Mediactive. Gillmor, Dan (2010). Self-published under Creative Commons license. pp. 183.
Journalism is broken, and with Mediactive, Dan Gillmor aims to fix it. But he doesn’t start where you would expect—with a new financial model for the digital age.
He starts with educating the audience. After all, classic, “capital J” journalism is but a small part of the information we consume. Gillmor correctly aims more broadly, including blogs, targeted e-mails, user-generated content—the entire rabble of the web today. His goal is to help us become active users of mediated information. His principles? Be skeptical. Exercise judgment. Open your mind. Keep asking questions. Learn media techniques. In essence, the media consumer needs to think like a journalist, curate his or her own feed, and create meaning from examination of layers of linked sources. Gillmor then offers specific tools to navigate the Internet, from basic search and RSS to specific ways to evaluate the credibility of web-based information. It’s a useful primer in media literacy, especially useful to young audiences whose first instinct is to just “Google it.”
Gillmor then turns to media creation. His perspective accommodates any content creator, whether journalist, hobby blogger, or corporate writer. Here, his values emphasize “honorable” content creation through these principles: thoroughness, accuracy, fairness, independence, and, most important, transparency. What about objectivity? He states,
“It’s an ideal rather than a principle, and it’s impossible to achieve—no human being is or can be truly objective. We can get closer to this ideal now than ever before, in part because the Internet’s built-in capacity for collaboration makes it easier to find counterpoints to our own views and for our critics to find us (and then for us to respond) … I believe all of the principles in my list help us approach the ideal of objectivity” (p. 64).

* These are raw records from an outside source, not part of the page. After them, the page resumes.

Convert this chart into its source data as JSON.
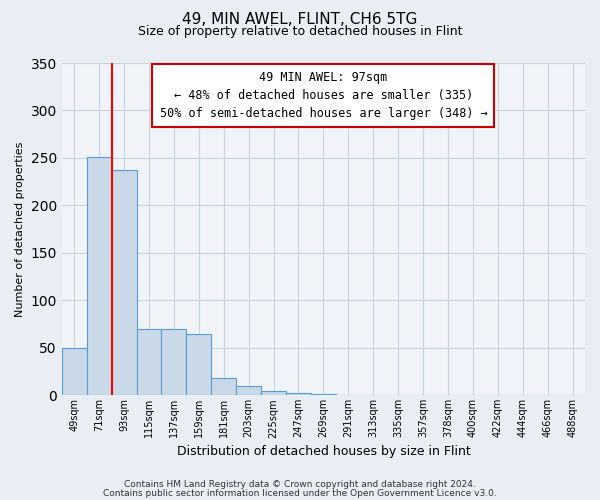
{
  "title": "49, MIN AWEL, FLINT, CH6 5TG",
  "subtitle": "Size of property relative to detached houses in Flint",
  "xlabel": "Distribution of detached houses by size in Flint",
  "ylabel": "Number of detached properties",
  "bar_labels": [
    "49sqm",
    "71sqm",
    "93sqm",
    "115sqm",
    "137sqm",
    "159sqm",
    "181sqm",
    "203sqm",
    "225sqm",
    "247sqm",
    "269sqm",
    "291sqm",
    "313sqm",
    "335sqm",
    "357sqm",
    "378sqm",
    "400sqm",
    "422sqm",
    "444sqm",
    "466sqm",
    "488sqm"
  ],
  "bar_values": [
    50,
    251,
    237,
    70,
    70,
    65,
    18,
    10,
    5,
    2,
    1,
    0,
    0,
    0,
    0,
    0,
    0,
    0,
    0,
    0,
    0
  ],
  "bar_color": "#c9d9e8",
  "bar_edge_color": "#5b9bd5",
  "red_line_x": 1.5,
  "annotation_title": "49 MIN AWEL: 97sqm",
  "annotation_line1": "← 48% of detached houses are smaller (335)",
  "annotation_line2": "50% of semi-detached houses are larger (348) →",
  "ylim": [
    0,
    350
  ],
  "yticks": [
    0,
    50,
    100,
    150,
    200,
    250,
    300,
    350
  ],
  "footnote1": "Contains HM Land Registry data © Crown copyright and database right 2024.",
  "footnote2": "Contains public sector information licensed under the Open Government Licence v3.0.",
  "bg_color": "#e8eef4",
  "plot_bg_color": "#f0f4f8",
  "grid_color": "#c8d4e0"
}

Gillmor offers a lightning tour of the tools and tactics a modern content creator can use to communicate, including tips on purchasing web domains, hosting, backing up data, and setting up a content management system, such as WordPress. He discusses the value of personal branding and how to gain influence through using these tools. This section is useful for anyone interested in joining the online marketplace of ideas, journalist or not. He closes the how-to section on a hopeful note, advocating entrepreneurial journalism and start-up thinking. Chapters on the law and teaching new media round out the book.
Writing about digital can be like walking on quicksand, so Gillmor has wisely made Mediactive much more than a book. The printed version (also available in Kindle and Nook formats) features underlined text to show links in the online version, at mediactive.com, where you can read the full text or download a pdf. The site also features annotations, updates, and Gillmor’s blog. The entire project is licensed under Creative Commons to facilitate sharing and exchange of ideas.
Mediactive would be an excellent text for a class emphasizing media or news literacy. It would also be a good choice for advertising or public relations classes with a digital emphasis. It begs for a lab experience to complete the lessons.
Journalism is going through transformative change, and some institutions will fail. But it won’t be the end of journalism. Our economy is more information-dominant than ever. Barriers to entry have never been lower. Millions are publishing and gaining influence in their chosen spheres. And who knows? Out of these millions of seedlings may grow the New York Times of the future. If you want to participate in this dynamic marketplace of ideas, Mediactive is a useful guide that will speed your progress.